The team was led by Marcello Federico, whose résumé includes being a co-founder of translation productivity tool MateCat and contributions to Translated.net’s ModernMT (MMT), an open source machine translation (MT) software designed for the translation industry. In September 2018, Federico joined AWS as Principal Applied Scientist.
As the paper pointed out, the demand for automatic dubbing could be huge, as streaming platforms — including Netflix, Asian brand HOOQ, and Amazon’s own Prime Video — are producing and making available online, more content than ever before.
Traditional dubbing, however, is expensive. At a localization roundtable organized by media industry business network DPP one participant highlighted that “one of the top programming costs internationally is localisation. The cost of voice dubbing in particular can be very significant. Particular talent in particular markets can be the key to achieving engagement.”
Blazing the Trail
Automatic dubbing, which can be seen as an extension of speech-to-speech translation (STST), aims to replace all speech in a video with speech in a different language, while maintaining as natural a look and sound as possible. STST has emerged as a new focus of the machine translation research community with the likes of Google launching a system called Translatotron and Microsoft showing off what they claimed was direct STST at its Microsoft Inspire 2019 conference.
The researchers believe that theirs “is the first work on automatic dubbing that integrates enhanced deep learning models” for machine translation (MT), text-to-speech (TTS), and audio rendering, evaluating them on real-world videos.”
The researchers selected 24 video clips from six TED talks in English. Each clip lasted around 10 to 15 seconds, included only one speaker saying at least two sentences, and the speaker’s face was mostly visible during the clip.
The team manipulated their MT model to generate Italian sentences of a desired length based on timing restrictions. (Of course, the team used Amazon Translate as its baseline MT system.)
Utterance by utterance, the team ensured that the duration of the Italian TTS output matched that of the original English audio. They also performed “audio rendering,” extracting background audio (everything except for speech) from the original videos and then adding it back into the dubbed versions to make them sound more natural.
According to ratings of three versions of the video clips by 14 volunteers (five Italian speakers and nine non-Italian speakers), comprehension of content does impact a listener’s perception of automatic dubbing quality. Italian-speakers tended to rank system A (which featured only STST) as the best version, whereas non-Italian speakers found system A to be the worst.

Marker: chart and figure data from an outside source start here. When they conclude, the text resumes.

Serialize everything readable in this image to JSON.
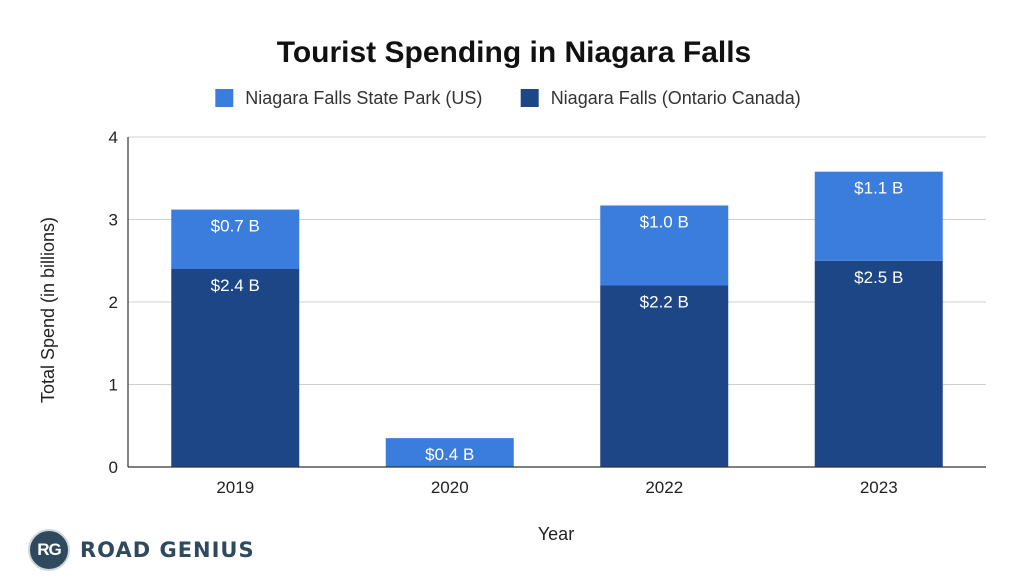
{
  "chart_data": {
    "type": "bar",
    "stacked": true,
    "title": "Tourist Spending in Niagara Falls",
    "xlabel": "Year",
    "ylabel": "Total Spend (in billions)",
    "categories": [
      "2019",
      "2020",
      "2022",
      "2023"
    ],
    "ylim": [
      0,
      4
    ],
    "yticks": [
      "0",
      "1",
      "2",
      "3",
      "4"
    ],
    "grid": true,
    "legend_position": "top",
    "series": [
      {
        "name": "Niagara Falls (Ontario Canada)",
        "color": "#1d4687",
        "values": [
          2.4,
          null,
          2.2,
          2.5
        ],
        "labels": [
          "$2.4 B",
          "",
          "$2.2 B",
          "$2.5 B"
        ]
      },
      {
        "name": "Niagara Falls State Park (US)",
        "color": "#3b7ddd",
        "values": [
          0.72,
          0.35,
          0.97,
          1.08
        ],
        "labels": [
          "$0.7 B",
          "$0.4 B",
          "$1.0 B",
          "$1.1 B"
        ]
      }
    ],
    "legend_order": [
      1,
      0
    ]
  },
  "logo": {
    "badge": "RG",
    "text": "ROAD GENIUS"
  }
}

Too Slow, Too Fast, or Too Uneven
“The comments left by the Italian listeners [indicate] that the main problem of system B [STST plus enhanced MT and prosodic alignment] is the unnaturalness of the speaking rate, i.e. it is either too slow, too fast, or too uneven,” the researchers wrote.
By contrast, the non-Italian speakers showed a statistically significant preference for system C [system B plus audio rendering], which the researchers interpret as demonstrating “the relevance of including para-linguist aspects (i.e. applause, audience laughs in jokes,etc.) and acoustic conditions (i.e. reverberation, ambient noise, etc.).”
Based on the feedback, the researchers expect that their future work will include “computing better segmentation and introducing more flexible lip synchronization.”